L’expert conclut que « cette évaluation bien documentée, suggère donc que M. [K] [Q] [A] se trouve bien dans l’obligation d’avoir recours à l’assistance d’une tierce personne pour effectuer les actes ordinaires de la vie selon les termes de l’article L341-4 du code de la sécurité sociale, de sorte qu’il relève légitimement du classement dans la catégorie 3 des invalides. ».
Or, le rapport du docteur [U] comprend le déroulé d’une journée type de M. [K] [Q] [A], duquel il apparait :
qu’il se réveille spontanément, prend sa douche et s’installe sur le canapé et regarde la télévision, son épouse pendant ce temps s’occupe des tâches ménagères et des enfants,qu’il conduit,que son épouse lui prépare les vêtements, car il se négligerait, mais ne confond pas les vêtements des différentes saisons,que son épouse prépare à manger mais qu’il sait faire les frites et n’oublierait pas la cuisinière allumée,qu’il reste au domicile pendant que son épouse travaille,et que le soir son épouse prépare à manger.
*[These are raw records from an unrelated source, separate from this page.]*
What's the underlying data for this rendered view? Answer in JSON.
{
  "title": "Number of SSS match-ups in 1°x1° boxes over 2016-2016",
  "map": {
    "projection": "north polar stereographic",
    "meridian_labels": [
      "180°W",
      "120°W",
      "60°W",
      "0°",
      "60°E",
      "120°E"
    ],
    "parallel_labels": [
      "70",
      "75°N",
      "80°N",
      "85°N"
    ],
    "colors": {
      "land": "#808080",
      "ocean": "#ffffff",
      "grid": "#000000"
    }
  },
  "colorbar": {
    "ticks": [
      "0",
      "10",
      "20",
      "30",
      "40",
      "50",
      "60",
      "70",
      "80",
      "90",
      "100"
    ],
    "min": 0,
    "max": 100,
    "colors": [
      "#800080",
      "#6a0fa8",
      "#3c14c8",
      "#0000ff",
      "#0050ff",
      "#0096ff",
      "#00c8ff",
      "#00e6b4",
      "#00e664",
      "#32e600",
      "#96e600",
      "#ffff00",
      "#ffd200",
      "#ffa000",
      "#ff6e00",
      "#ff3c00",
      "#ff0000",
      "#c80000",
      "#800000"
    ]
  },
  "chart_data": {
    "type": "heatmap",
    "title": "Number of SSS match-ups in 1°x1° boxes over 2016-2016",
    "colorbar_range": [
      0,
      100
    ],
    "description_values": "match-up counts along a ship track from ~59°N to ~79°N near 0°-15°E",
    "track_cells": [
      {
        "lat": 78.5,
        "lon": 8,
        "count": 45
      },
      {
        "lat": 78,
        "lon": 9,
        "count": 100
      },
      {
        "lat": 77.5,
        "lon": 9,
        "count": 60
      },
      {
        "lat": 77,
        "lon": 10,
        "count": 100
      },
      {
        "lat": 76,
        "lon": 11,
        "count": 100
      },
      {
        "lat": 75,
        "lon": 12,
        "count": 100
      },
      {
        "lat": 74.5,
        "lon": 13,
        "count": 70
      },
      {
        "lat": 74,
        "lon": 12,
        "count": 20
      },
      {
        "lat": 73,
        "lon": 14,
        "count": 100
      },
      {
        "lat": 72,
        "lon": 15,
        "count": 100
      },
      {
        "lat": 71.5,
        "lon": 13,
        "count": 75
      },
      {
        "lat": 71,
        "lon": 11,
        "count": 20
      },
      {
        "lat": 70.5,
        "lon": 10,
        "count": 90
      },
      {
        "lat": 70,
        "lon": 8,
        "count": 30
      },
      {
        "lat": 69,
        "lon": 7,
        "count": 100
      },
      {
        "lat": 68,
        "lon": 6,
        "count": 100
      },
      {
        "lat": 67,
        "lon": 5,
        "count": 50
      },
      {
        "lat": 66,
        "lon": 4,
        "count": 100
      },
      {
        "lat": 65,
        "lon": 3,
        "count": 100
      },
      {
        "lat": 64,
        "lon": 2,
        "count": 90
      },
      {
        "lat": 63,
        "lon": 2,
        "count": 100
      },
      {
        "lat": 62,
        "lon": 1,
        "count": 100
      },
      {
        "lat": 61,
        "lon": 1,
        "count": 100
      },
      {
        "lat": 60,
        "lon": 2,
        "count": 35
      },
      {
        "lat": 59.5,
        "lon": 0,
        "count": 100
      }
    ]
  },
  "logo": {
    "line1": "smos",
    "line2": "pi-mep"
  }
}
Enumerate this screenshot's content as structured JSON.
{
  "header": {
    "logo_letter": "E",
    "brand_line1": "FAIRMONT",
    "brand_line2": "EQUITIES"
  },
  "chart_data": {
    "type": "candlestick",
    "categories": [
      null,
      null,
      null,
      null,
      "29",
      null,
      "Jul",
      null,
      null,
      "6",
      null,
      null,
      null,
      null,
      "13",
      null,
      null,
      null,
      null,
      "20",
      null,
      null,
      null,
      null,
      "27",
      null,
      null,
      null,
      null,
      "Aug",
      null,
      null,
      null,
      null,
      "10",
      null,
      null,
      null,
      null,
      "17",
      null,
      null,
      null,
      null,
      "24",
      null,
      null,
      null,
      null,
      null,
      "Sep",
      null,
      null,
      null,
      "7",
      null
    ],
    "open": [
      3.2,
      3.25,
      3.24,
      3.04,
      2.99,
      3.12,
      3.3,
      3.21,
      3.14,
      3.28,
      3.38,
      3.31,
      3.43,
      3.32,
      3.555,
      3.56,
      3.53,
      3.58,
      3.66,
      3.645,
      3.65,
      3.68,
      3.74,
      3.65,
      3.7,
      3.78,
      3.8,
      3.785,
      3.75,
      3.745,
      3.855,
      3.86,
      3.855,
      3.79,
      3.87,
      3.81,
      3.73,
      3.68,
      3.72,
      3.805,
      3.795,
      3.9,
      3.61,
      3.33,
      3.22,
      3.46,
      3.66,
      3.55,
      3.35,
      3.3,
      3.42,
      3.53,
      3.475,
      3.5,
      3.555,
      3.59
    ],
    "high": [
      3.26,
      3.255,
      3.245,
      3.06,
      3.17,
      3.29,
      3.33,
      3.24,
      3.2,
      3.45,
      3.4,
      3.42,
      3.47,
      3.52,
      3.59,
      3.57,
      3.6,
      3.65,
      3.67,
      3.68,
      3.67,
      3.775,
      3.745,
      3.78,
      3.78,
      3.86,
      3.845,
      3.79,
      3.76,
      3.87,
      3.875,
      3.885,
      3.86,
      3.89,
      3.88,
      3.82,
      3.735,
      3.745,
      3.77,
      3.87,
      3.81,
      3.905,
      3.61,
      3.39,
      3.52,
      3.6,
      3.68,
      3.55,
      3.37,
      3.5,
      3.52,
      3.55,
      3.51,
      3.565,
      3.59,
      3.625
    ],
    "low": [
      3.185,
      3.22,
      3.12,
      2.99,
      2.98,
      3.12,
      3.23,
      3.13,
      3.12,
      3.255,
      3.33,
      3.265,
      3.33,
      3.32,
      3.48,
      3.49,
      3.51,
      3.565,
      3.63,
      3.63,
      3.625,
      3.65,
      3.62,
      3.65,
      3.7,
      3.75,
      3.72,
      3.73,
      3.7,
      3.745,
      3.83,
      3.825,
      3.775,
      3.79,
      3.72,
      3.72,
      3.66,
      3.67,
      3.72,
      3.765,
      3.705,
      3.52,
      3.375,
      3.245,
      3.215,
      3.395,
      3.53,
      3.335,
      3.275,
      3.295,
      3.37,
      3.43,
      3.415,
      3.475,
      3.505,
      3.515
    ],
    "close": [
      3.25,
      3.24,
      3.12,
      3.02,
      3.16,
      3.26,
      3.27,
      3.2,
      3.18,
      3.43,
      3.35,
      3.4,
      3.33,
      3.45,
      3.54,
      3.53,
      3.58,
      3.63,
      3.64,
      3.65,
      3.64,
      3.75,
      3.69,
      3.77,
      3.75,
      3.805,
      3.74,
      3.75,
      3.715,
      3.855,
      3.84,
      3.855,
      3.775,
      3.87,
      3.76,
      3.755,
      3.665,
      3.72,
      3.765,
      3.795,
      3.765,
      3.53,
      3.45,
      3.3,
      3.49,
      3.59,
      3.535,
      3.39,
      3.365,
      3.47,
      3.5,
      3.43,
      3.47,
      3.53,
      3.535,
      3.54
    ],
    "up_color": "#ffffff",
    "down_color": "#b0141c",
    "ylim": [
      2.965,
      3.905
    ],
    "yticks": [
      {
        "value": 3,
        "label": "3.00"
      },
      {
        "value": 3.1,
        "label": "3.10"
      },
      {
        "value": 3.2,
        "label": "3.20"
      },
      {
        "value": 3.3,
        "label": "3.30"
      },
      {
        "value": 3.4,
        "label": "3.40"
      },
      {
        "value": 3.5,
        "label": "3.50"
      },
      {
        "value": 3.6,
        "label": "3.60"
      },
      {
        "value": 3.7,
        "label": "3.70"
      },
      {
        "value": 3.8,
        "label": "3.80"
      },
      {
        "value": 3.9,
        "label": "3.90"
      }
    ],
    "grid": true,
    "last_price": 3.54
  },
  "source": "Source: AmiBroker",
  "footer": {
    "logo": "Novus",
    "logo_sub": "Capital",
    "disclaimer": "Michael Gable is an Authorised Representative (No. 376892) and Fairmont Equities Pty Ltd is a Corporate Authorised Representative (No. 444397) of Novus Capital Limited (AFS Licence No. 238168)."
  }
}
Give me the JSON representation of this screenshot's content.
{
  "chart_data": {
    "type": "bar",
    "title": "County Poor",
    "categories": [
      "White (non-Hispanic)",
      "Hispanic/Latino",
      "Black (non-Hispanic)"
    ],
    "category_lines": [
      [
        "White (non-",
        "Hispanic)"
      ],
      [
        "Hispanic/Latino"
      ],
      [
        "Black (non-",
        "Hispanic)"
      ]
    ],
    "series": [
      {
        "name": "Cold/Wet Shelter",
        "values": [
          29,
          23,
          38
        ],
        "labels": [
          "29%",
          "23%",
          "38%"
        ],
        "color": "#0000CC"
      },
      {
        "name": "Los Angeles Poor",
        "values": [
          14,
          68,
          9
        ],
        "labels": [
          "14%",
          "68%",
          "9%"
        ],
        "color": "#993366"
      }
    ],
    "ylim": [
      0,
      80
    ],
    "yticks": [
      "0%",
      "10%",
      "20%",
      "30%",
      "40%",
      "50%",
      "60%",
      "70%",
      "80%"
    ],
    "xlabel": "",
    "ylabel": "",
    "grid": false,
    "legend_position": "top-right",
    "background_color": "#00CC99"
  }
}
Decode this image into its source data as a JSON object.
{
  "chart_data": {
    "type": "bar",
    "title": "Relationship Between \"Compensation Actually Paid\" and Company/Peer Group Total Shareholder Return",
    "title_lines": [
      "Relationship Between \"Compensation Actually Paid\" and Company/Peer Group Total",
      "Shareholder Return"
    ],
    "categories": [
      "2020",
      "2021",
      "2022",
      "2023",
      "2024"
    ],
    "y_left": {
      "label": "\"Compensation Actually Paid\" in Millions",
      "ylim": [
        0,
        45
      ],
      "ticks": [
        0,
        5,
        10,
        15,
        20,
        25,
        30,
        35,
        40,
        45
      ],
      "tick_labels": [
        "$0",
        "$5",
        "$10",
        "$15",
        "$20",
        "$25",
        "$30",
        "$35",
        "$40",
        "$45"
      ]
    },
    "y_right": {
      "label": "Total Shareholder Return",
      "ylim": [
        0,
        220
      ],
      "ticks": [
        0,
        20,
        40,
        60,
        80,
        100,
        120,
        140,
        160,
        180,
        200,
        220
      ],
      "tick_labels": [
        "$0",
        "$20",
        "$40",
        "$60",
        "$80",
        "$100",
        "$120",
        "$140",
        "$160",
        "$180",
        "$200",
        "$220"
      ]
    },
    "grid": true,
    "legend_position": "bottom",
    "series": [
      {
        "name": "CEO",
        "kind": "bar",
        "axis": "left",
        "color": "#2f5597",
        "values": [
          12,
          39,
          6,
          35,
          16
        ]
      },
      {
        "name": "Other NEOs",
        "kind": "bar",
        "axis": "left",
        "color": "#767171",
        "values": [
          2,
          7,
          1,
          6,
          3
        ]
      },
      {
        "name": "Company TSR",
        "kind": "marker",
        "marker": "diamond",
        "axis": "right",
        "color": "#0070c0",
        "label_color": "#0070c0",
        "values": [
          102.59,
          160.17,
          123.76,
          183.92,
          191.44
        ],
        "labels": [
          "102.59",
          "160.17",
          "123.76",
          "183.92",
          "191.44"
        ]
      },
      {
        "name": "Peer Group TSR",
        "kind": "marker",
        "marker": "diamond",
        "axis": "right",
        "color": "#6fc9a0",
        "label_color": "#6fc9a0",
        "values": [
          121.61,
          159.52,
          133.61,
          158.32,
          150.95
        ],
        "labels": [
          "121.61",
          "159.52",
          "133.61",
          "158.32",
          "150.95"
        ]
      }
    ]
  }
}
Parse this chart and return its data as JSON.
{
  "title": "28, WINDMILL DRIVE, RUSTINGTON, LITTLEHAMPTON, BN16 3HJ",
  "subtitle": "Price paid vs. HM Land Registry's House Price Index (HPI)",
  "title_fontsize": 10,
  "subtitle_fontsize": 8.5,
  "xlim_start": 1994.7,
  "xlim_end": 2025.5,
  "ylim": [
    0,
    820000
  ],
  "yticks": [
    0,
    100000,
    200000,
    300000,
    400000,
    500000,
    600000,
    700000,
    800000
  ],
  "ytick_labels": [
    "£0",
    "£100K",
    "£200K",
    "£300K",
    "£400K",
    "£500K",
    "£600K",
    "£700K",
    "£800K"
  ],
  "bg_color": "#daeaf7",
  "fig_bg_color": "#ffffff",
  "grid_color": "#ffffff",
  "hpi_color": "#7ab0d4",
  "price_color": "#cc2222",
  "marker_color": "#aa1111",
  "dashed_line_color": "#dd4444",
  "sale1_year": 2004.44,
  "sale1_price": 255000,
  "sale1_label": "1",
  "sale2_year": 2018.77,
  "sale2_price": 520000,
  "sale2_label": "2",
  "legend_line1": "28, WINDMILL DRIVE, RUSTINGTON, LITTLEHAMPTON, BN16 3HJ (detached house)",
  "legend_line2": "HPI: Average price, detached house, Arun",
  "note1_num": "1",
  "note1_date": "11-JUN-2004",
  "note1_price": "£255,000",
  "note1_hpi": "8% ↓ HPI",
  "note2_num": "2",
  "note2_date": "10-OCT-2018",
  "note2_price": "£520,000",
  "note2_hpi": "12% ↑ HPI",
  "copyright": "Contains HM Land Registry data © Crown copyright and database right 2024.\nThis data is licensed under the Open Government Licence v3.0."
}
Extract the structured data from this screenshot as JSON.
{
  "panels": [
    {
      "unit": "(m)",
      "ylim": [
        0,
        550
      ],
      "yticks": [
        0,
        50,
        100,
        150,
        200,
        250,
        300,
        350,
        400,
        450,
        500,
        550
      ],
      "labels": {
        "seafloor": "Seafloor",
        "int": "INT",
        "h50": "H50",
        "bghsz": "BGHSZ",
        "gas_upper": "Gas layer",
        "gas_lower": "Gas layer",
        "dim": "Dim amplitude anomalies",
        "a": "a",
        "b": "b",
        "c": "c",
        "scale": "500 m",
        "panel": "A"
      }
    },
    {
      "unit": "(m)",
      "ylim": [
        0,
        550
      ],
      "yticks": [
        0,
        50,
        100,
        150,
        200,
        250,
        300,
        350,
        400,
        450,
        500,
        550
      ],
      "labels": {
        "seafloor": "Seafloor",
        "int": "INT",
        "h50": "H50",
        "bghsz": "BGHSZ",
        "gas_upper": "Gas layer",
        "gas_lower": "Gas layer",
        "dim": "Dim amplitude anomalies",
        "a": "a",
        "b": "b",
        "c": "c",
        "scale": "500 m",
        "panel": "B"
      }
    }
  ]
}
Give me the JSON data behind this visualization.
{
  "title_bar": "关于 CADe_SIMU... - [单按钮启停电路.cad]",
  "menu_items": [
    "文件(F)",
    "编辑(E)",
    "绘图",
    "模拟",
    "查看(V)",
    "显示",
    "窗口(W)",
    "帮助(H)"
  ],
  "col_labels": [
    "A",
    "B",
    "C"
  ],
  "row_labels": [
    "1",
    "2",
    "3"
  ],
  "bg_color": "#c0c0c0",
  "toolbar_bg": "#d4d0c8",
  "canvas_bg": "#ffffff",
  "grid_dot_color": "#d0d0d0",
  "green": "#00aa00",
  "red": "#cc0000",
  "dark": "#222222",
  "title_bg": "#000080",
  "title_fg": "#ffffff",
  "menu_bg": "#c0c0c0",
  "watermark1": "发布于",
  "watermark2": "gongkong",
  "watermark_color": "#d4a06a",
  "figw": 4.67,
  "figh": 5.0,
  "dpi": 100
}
De cette description et des conclusions du docteur [Z], il apparait que M. [K] [Q] [A] :
peut se lever et se coucher seul, puisqu’il se réveille spontanément et prend sa douche, ce qui exclut toute difficulté pour se lever et donc se coucher,peut s’asseoir et se lever seul d’un siège, puisqu’il s’installe sur le canapé pour regarder la télévision, peut se déplacer seul dans le logement, y restant seul pendant la journée,peut se vêtir et se dévêtir seul , puisque c’est uniquement le choix des vêtements qui est effectué par son épouse,peut manger et boire seul, aucune aide n’étant mentionnée, son épouse préparant les repas, étant observé qu’il semble pouvoir les réaliser.
Les rapports des docteurs [U] et [Z] ne font mention par ailleurs d’aucune difficulté spécifique pour assurer ses besoins naturels et se relever en cas de chute, les questions 4 et 10 étant sans objet dans le cas de M. [K] [Q] [A].
Il apparait donc, sans remettre en question le besoin d’assistance tierce personne, que M. [K] [Q] [A] n’est pas dans l’impossibilité absolue d’accomplir les actes mentionnés à l’article D434-2 du code de la sécurité sociale.
En conséquence, il y a lieu de rejeter le recours de M. [K] [Q] [A] et de déclarer bien fondée la décision de la CRAMIF en date du 18 octobre 2022 qui a placé le requérant en invalidité 2ème catégorie.
Sur les demandes accessoires
Aux termes de l’article 696 du code de procédure civile, la partie perdante est condamnée aux dépens, à moins que le juge, par décision motivée, n’en mette la totalité ou une fraction à la charge d’une autre partie.
[K] [Q] [A], partie perdante, est condamné aux éventuels dépens et sera également débouté de sa demande sur le fondement de l’article 700 du code de procédure civile.
PAR CES MOTIFS
Le tribunal, statuant publiquement, par mise à disposition au greffe, par jugement contradictoire et en premier ressort,
DEBOUTE [K] [Q] [A] de toutes ses demandes,
DECLARE bien fondée la décision de la caisse régionale d’assurance maladie d’Île-de-France en date du 18 octobre 2022 qui a placé le requérant en invalidité 2ème catégorie,
CONDAMNE [K] [Q] [A] aux éventuels dépens,
DIT que tout appel de la présente décision doit, à peine de forclusion, être interjeté dans le mois de la réception de la notification de la présente décision.